『ちびまる子ちゃん』13巻(集英社)
マンガの世界には、雑誌には掲載されたものの、単行本に収録されることのなかった、いわゆる「封印作品」というものが存在する。ネットやコンビニ本などでも、差別表現や現実の事件トラブル、事実誤認、読者からのクレームなどでお蔵入りになったマンガがよく紹介されている。
ところが、そんななか、意外な封印作品の存在が明らかになった。その作品とは、さくらももこによるほのぼの日常系マンガ『ちびまる子ちゃん』(集英社)。「ええ! あの国民的マンガに封印作品なんてありえないでしょ!」とびっくりした方も多いだろう。だが、『消されたマンガ』(赤田祐一、ばるぼら/鉄人社)によると、「りぼん」(集英社)1995年2月号に掲載された「ちびまる子ちゃん」第98話が、単行本に収録されることなく、葬り去られているらしいのだ。
といっても、花輪君が貧乏人に差別発言をして問題になったとか、友蔵の扱いのひどさに「老人虐待だ!」とクレームが殺到したとか、そういうことではない。作品が封印された理由は、同書によると、内容が「あまりにサイケ」だったから。
どういうことか。さっそく国会図書館で当時の「りぼん」を閲覧して問題の第98話を読んでみた。
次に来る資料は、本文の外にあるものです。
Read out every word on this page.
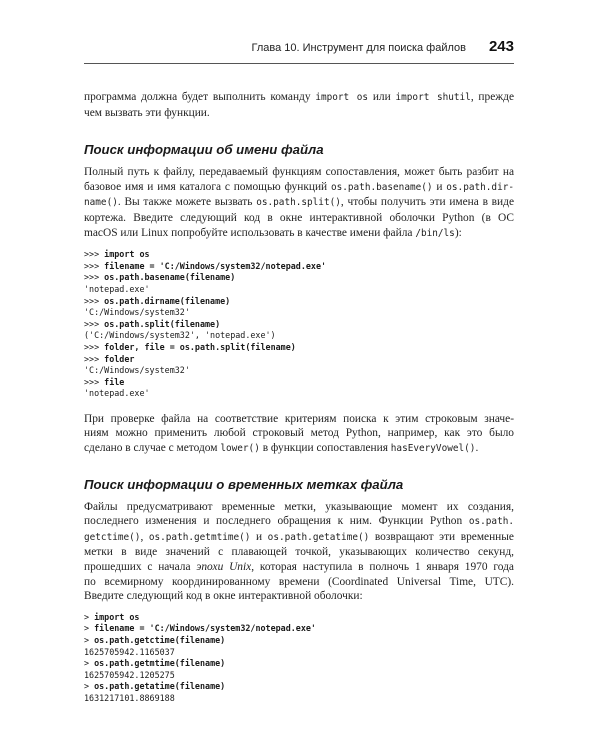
Глава 10. Инструмент для поиска файлов 243

программа должна будет выполнить команду import os или import shutil, прежде
чем вызвать эти функции.

Поиск информации об имени файла

Полный путь к файлу, передаваемый функциям сопоставления, может быть разбит на
базовое имя и имя каталога с помощью функций os.path.basename() и os.path.dir-
name(). Вы также можете вызвать os.path.split(), чтобы получить эти имена в виде
кортежа. Введите следующий код в окне интерактивной оболочки Python (в ОС
macOS или Linux попробуйте использовать в качестве имени файла /bin/ls):

>>> import os
>>> filename = 'C:/Windows/system32/notepad.exe'
>>> os.path.basename(filename)
'notepad.exe'
>>> os.path.dirname(filename)
'C:/Windows/system32'
>>> os.path.split(filename)
('C:/Windows/system32', 'notepad.exe')
>>> folder, file = os.path.split(filename)
>>> folder
'C:/Windows/system32'
>>> file
'notepad.exe'

При проверке файла на соответствие критериям поиска к этим строковым значе-
ниям можно применить любой строковый метод Python, например, как это было
сделано в случае с методом lower() в функции сопоставления hasEveryVowel().

Поиск информации о временных метках файла

Файлы предусматривают временные метки, указывающие момент их создания,
последнего изменения и последнего обращения к ним. Функции Python os.path.
getctime(), os.path.getmtime() и os.path.getatime() возвращают эти временные
метки в виде значений с плавающей точкой, указывающих количество секунд,
прошедших с начала эпохи Unix, которая наступила в полночь 1 января 1970 года
по всемирному координированному времени (Coordinated Universal Time, UTC).
Введите следующий код в окне интерактивной оболочки:

> import os
> filename = 'C:/Windows/system32/notepad.exe'
> os.path.getctime(filename)
1625705942.1165037
> os.path.getmtime(filename)
1625705942.1205275
> os.path.getatime(filename)
1631217101.8869188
「まる子、夢について考える」と題されたこの回。お話はいきなり洞窟の中、怪しいお面をつけた邪教徒の集団が「神よ力を与えよ」と叫び踊っているシーンから始まる。その様子をソッと覗いていたまる子だったが、彼らに見つかってしまい、とらわれの身に。すると、そこに王子様が登場。まる子を助けて、邪教徒たちをやっつける。邪教徒がお面をはずすと、なぜか藤木に永沢君。と、まあここまでは夢の話としてはありうる展開だ。
ところが、ここからがすごい。かたわらに小杉の死体が転がっていて、ハエがたかっている。同級生の死体にハエがたかっているのに、まる子は王子様からプロポースを受け、舞い上がる。と、なぜか平安時代の十二単の格好をした野口さんが登場。でも、野口さんが「ここは平安時代ではない」というので御簾のすきまから外をのぞくと、そこはアメリカのブロードウェイ。ブロードウェイで劇を見ていると、登場した女の子が子ども時代のまる子の母親。気がつくとまる子はおばあちゃんの家にいて、子ども時代の母親に「起きなさい」としかられる──。